Lrp4, a member of the low-density lipoprotein (LDL) receptor-related protein (LRP) family, is required for neuromuscular synapse formation, and the defects in presynaptic and postsynaptic differentiation are virtually identical in lrp4 and MuSK mutant mice. These and additional data suggest that Lrp4 and MuSK function in the same pathway at synapses and raise the possibility that Lrp4 may function as a co-receptor with MuSK and confer responsiveness to Agrin, ideas that we are currently testing. We are currently using biochemical and genetic methods to study how Lrp4 regulates the formation of neuromuscular synapses.
Downstream from MuSK
How does MuSK activation lead to presynaptic and postsynaptic differentiation? Agrin stimulates the rapid tyrosine phosphorylation of MuSK, and the kinase activity of MuSK is essential for Agrin to stimulate clustering and tyrosine phosphorylation of AChRs. Signaling downstream from MuSK depends upon phosphorylation of a tyrosine residue (Y553) in the juxtamembrane region of MuSK. Phosphorylation of this tyrosine leads to recruitment and tyrosine phosphorylation of Dok-7, a PTB domain-containing protein that engages additional, but unknown signaling pathways essential for synapse formation. Mice lacking Dok-7 have defects identical to MuSK mutant mice, and mutations in human Dok-7 are a major cause of congenital myasthenic syndromes with defects in neuromuscular synapses. We are currently using biochemical methods and mouse molecular genetics to study the signaling pathways downstream from MuSK/Dok-7.

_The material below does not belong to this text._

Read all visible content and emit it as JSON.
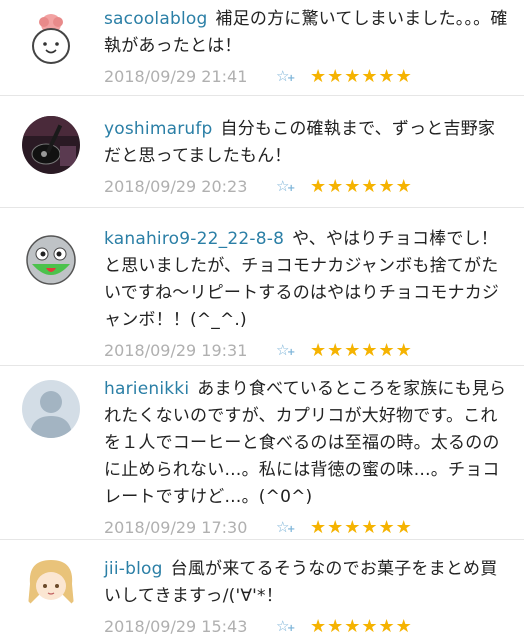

Since Dok-7 binds selectively to tyrosine phosphorylated MuSK, Dok-7 acts downstream of MuSK. Nonethleless, Dok-7 also regulates MuSK phosphorylation, since a failure to recruit Dok-7 leads to substantially reduced levels of MuSK tyrosine phosphorylation. Consistent with these data, phosphorylation of MuSK Y553 is required to fully activate MuSK kinase activity. Taken together, these data indicate an unusual role for an adapter protein, since Dok-7 acts upstream from MuSK to stimulate/maintain MuSK phosphorylation and downstream from MuSK to couple MuSK phosphorylation to AChR clustering and postsynaptic differentiation. Together with the Hubbard lab at the Skirball Institute, we are using biochemical and structural methods to study how Dok-7 stimulates MuSK tyrosine phosphorylation.